Vefa yoksa veda kaçınılmaz olur. Ecdadın emanetlerine sergilemiş olduğumuz vefasızlığa en çok kadim şehirlerimiz maruz kaldı. Şehirle birlikte şehrin efendilerini de kaybettik. Onlar aramızdan çekilince zarafet nezaket letafet gibi nice incelikler de veda etti bize.
Ve şehri kaybetmeye mahalleyi kaybetmekle başladık.
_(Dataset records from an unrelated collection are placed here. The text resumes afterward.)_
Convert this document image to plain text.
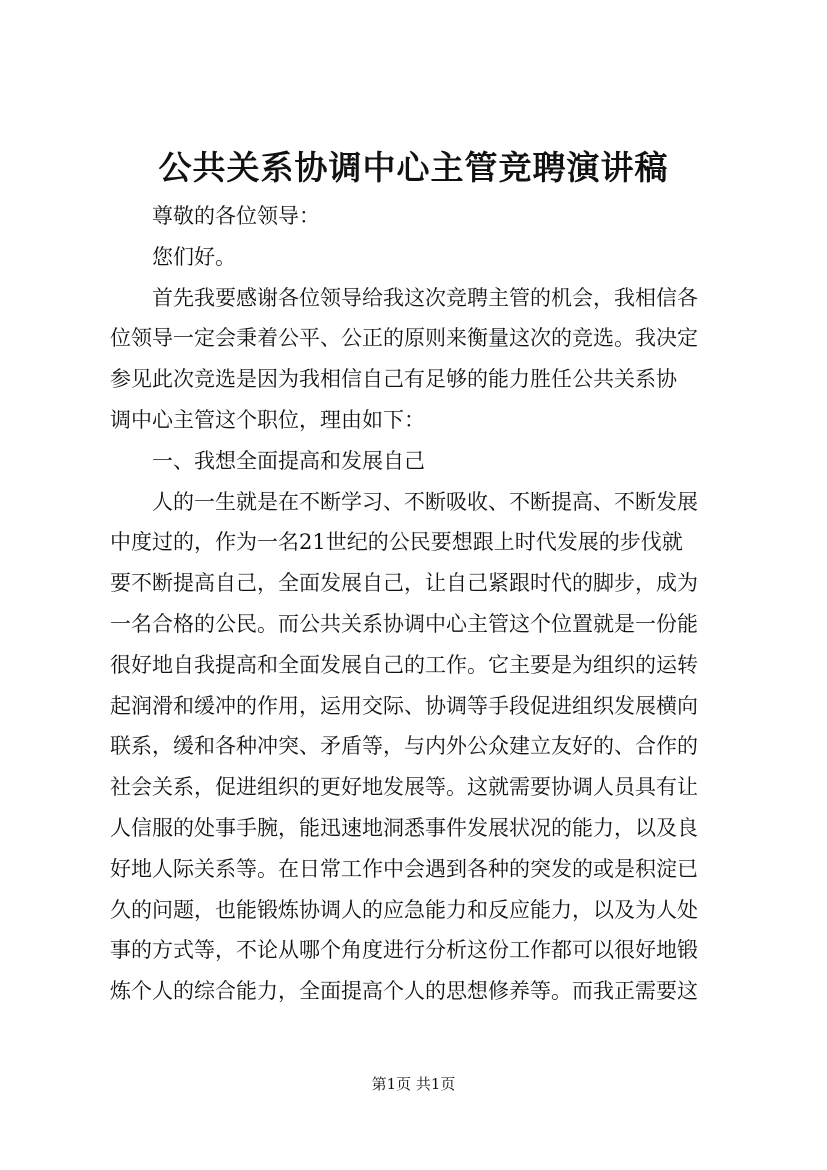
公共关系协调中心主管竞聘演讲稿
尊敬的各位领导：
您们好。
首先我要感谢各位领导给我这次竞聘主管的机会，我相信各
位领导一定会秉着公平、公正的原则来衡量这次的竞选。我决定
参见此次竞选是因为我相信自己有足够的能力胜任公共关系协
调中心主管这个职位，理由如下：
一、我想全面提高和发展自己
人的一生就是在不断学习、不断吸收、不断提高、不断发展
中度过的，作为一名21世纪的公民要想跟上时代发展的步伐就
要不断提高自己，全面发展自己，让自己紧跟时代的脚步，成为
一名合格的公民。而公共关系协调中心主管这个位置就是一份能
很好地自我提高和全面发展自己的工作。它主要是为组织的运转
起润滑和缓冲的作用，运用交际、协调等手段促进组织发展横向
联系，缓和各种冲突、矛盾等，与内外公众建立友好的、合作的
社会关系，促进组织的更好地发展等。这就需要协调人员具有让
人信服的处事手腕，能迅速地洞悉事件发展状况的能力，以及良
好地人际关系等。在日常工作中会遇到各种的突发的或是积淀已
久的问题，也能锻炼协调人的应急能力和反应能力，以及为人处
事的方式等，不论从哪个角度进行分析这份工作都可以很好地锻
炼个人的综合能力，全面提高个人的思想修养等。而我正需要这
第1页 共1页
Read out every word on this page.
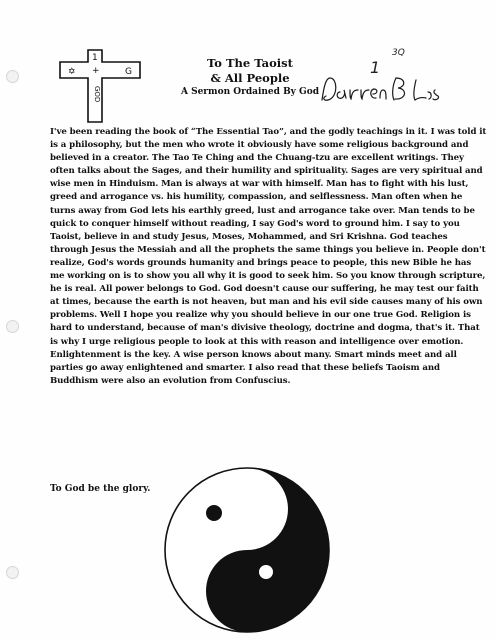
✡	G
1
+
GOD
To The Taoist
& All People
A Sermon Ordained By God
1
3Q
I've been reading the book of “The Essential Tao”, and the godly teachings in it. I was told it is a philosophy, but the men who wrote it obviously have some religious background and believed in a creator. The Tao Te Ching and the Chuang-tzu are excellent writings. They often talks about the Sages, and their humility and spirituality. Sages are very spiritual and wise men in Hinduism. Man is always at war with himself. Man has to fight with his lust, greed and arrogance vs. his humility, compassion, and selflessness. Man often when he turns away from God lets his earthly greed, lust and arrogance take over. Man tends to be quick to conquer himself without reading, I say God's word to ground him. I say to you Taoist, believe in and study Jesus, Moses, Mohammed, and Sri Krishna. God teaches through Jesus the Messiah and all the prophets the same things you believe in. People don't realize, God's words grounds humanity and brings peace to people, this new Bible he has me working on is to show you all why it is good to seek him. So you know through scripture, he is real. All power belongs to God. God doesn't cause our suffering, he may test our faith at times, because the earth is not heaven, but man and his evil side causes many of his own problems. Well I hope you realize why you should believe in our one true God. Religion is hard to understand, because of man's divisive theology, doctrine and dogma, that's it. That is why I urge religious people to look at this with reason and intelligence over emotion. Enlightenment is the key. A wise person knows about many. Smart minds meet and all parties go away enlightened and smarter. I also read that these beliefs Taoism and Buddhism were also an evolution from Confuscius.
To God be the glory.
Mahalle şehirde toplumsal dayanışmanın cem olmanın cemaate durmanın sorumluluk almanın ve sorumlu davranmanın adıydı. Bireyselleşmeye karşı bir sığınak insanın kendi yalnızlığında kıvranmasına karşı âdeta bir kaleydi. İnsanın insana şifa olduğu bu nefes alma alanı da yabancılaşma saldırılarının ve kendi medeniyet değerlerimize yabancılaştırma projelerinin doğrudan hedefi hâline geldi.
Kaybımız büyük ama bir o kadarda birikimimiz var. Yeter ki neyi kaybettiğimizin farkına varalım. Düştüğümüz yeri görelim ki yeniden ayağa kalkmak için nereden kalkacağımızı bilelim.